En juillet 1917, nommé membre du Comité directeur et vice-secrétaire du Parti socialiste italien (PSI), Bombacci aida le secrétaire Costantino Lazzari à rédiger ses célèbres circulaires adressées aux sections du parti et seconda le directeur de la revue socialiste Giacinto Menotti Serrati dans ses efforts de conquête du mouvement ouvrier par le courant socialiste maximaliste. En 1918, après l'arrestation de Lazzari en janvier et de Serrati en mai, il se retrouva quasiment seul à la tête du parti. Lui-même, arrêté pour défaitisme en janvier, puis mis en jugement en liberté, il fut finalement incarcéré le 31 octobre 1918, mais relâché dès le 20 novembre. Partisan d'une politique clairement antiréformiste, il centralisa et verticalisa tout le socialisme italien : les fédérations provinciales du parti et le groupe parlementaire socialiste (GPS) dépendaient désormais directement de la direction du PSI, à laquelle furent rattachées y compris les organisations syndicales et les coopératives rouges. En octobre 1919, il rédigea en compagnie de Serrati, Gennari et Salvadori le programme de la fraction maximaliste, victorieuse au XVIe Congrès national du Parti socialiste italien qui se tint à Bologne du 5 au 8 octobre 1919 : élu secrétaire du parti (le 11 octobre 1919) et, le mois suivant, lors des premières élections politiques générales de l'après-guerre (le 16 novembre 1919), élu député à la Chambre des députés du Royaume d'Italie pour la circonscription de Bologne avec plus de cent mille voix, il fut l'une des figures les plus puissantes et les plus visibles du socialisme maximaliste au cours du biennio rosso.
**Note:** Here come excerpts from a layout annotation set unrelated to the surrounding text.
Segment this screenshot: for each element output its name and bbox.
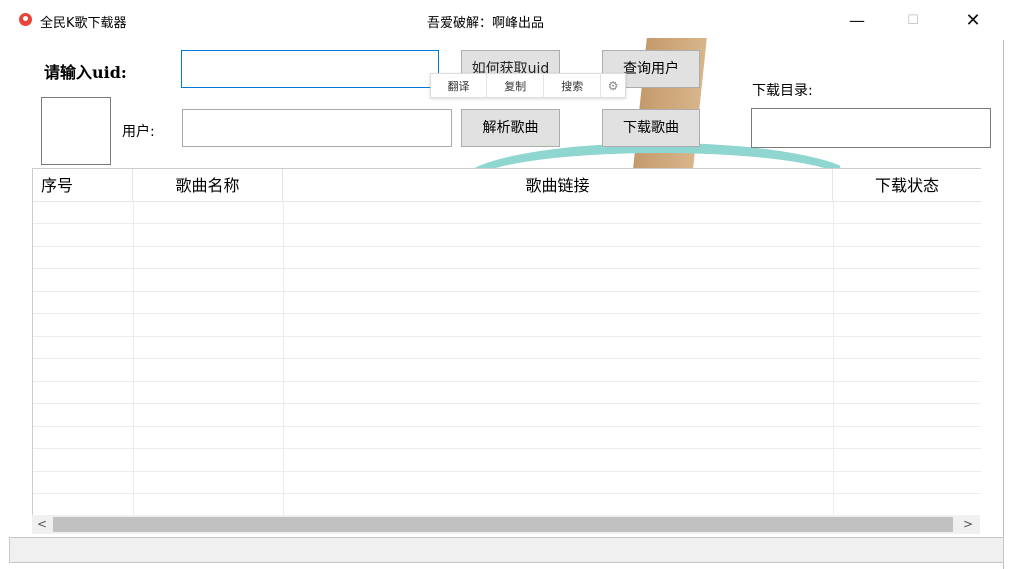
table-row[interactable] (33, 472, 981, 494)
window-subtitle: 吾爱破解：啊峰出品 (427, 16, 545, 31)
table-row[interactable] (33, 315, 981, 337)
table-row[interactable] (33, 270, 981, 292)
table-row[interactable] (33, 405, 981, 427)
maximize-button[interactable]: ☐ (890, 6, 936, 36)
table-row[interactable] (33, 337, 981, 359)
column-header-index[interactable]: 序号 (33, 169, 133, 202)
scroll-left-icon[interactable]: < (32, 515, 52, 534)
table-row[interactable] (33, 495, 981, 516)
download-dir-field[interactable] (751, 108, 991, 148)
avatar (41, 97, 111, 165)
table-row[interactable] (33, 202, 981, 224)
horizontal-scrollbar[interactable]: < > (32, 515, 980, 534)
minimize-button[interactable]: — (834, 6, 880, 36)
table-row[interactable] (33, 427, 981, 449)
uid-label: 请输入uid: (44, 63, 127, 82)
translate-menu-item[interactable]: 翻译 (431, 78, 486, 94)
column-header-download-status[interactable]: 下载状态 (833, 169, 981, 202)
table-row[interactable] (33, 360, 981, 382)
search-menu-item[interactable]: 搜索 (544, 78, 600, 94)
column-header-song-link[interactable]: 歌曲链接 (283, 169, 833, 202)
download-songs-button[interactable]: 下载歌曲 (602, 109, 700, 147)
copy-menu-item[interactable]: 复制 (487, 78, 543, 94)
download-dir-label: 下载目录: (752, 83, 813, 99)
song-table[interactable]: 序号 歌曲名称 歌曲链接 下载状态 (32, 168, 981, 516)
user-label: 用户: (122, 124, 155, 140)
status-bar (9, 537, 1004, 563)
table-row[interactable] (33, 292, 981, 314)
window-title: 全民K歌下载器 (40, 16, 127, 31)
scroll-right-icon[interactable]: > (958, 515, 978, 534)
scrollbar-thumb[interactable] (53, 517, 953, 532)
table-row[interactable] (33, 450, 981, 472)
main-window: 全民K歌下载器 吾爱破解：啊峰出品 — ☐ ✕ 请输入uid: 用户: 如何获取… (0, 0, 1004, 569)
column-header-song-name[interactable]: 歌曲名称 (133, 169, 283, 202)
table-row[interactable] (33, 247, 981, 269)
title-bar: 全民K歌下载器 吾爱破解：啊峰出品 — ☐ ✕ (0, 0, 1004, 40)
uid-input[interactable] (181, 50, 439, 88)
close-button[interactable]: ✕ (950, 6, 996, 36)
context-popup: 翻译 复制 搜索 ⚙ (430, 73, 626, 98)
app-logo-icon (19, 13, 32, 26)
table-row[interactable] (33, 225, 981, 247)
user-field[interactable] (182, 109, 452, 147)
gear-icon[interactable]: ⚙ (601, 79, 625, 93)
parse-songs-button[interactable]: 解析歌曲 (461, 109, 560, 147)
table-row[interactable] (33, 382, 981, 404)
En janvier 1920, il présenta un projet d'instauration de soviets en Italie, lequel projet, s'il ne rencontra que peu d'approbation et recueillit de nombreuses critiques, contribua néanmoins à ouvrir un vif débat théorique dans les organes de presse du parti. En avril, il sera le premier socialiste italien à rencontrer des représentants bolchéviques à Copenhague8, et en été de cette année fera partie de la délégation italienne qui se rendit dans la Russie soviétique, participant même au IIe Congrès de l'Internationale communiste. Fondateur, à l'automne 1920, conjointement avec Antonio Gramsci, Amadeo Bordiga, Egidio Gennari et Antonio Graziadei, de la Fraction communiste, en plus d'être directeur de la revue Il Comunista, il opta résolument, lors du XVIIe Congrès national du PSI à Livourne en janvier 1921, pour la scission, et fut l'un des fondateurs du Parti communiste d'Italie (PCd'I), section italienne de la IIIe Internationale, au sein duquel il devint membre du Comité central. Réélu député lors des élections politiques générales au printemps 1921 pour la circonscription de Trieste, mais n'ayant aucun de ses propres courants représentés dans le nouveau parti, Bombacci se retrouva en fait plutôt isolé aux côtés d'une part du groupe des collaborateurs de la revue l'Ordino Nuovo, savoir Gramsci, Togliatti, Terracini et Tasca, et d'autre part des tenants de l'abstentionnisme stratégique de Bordiga. Il se situait, avec Francesco Misiano, dans l'aile droite du PCd'I, inclinant à un rapprochement avec les maximalistes et adversaire du parti sectaire et très idéologisé tel que voulu par Bordiga.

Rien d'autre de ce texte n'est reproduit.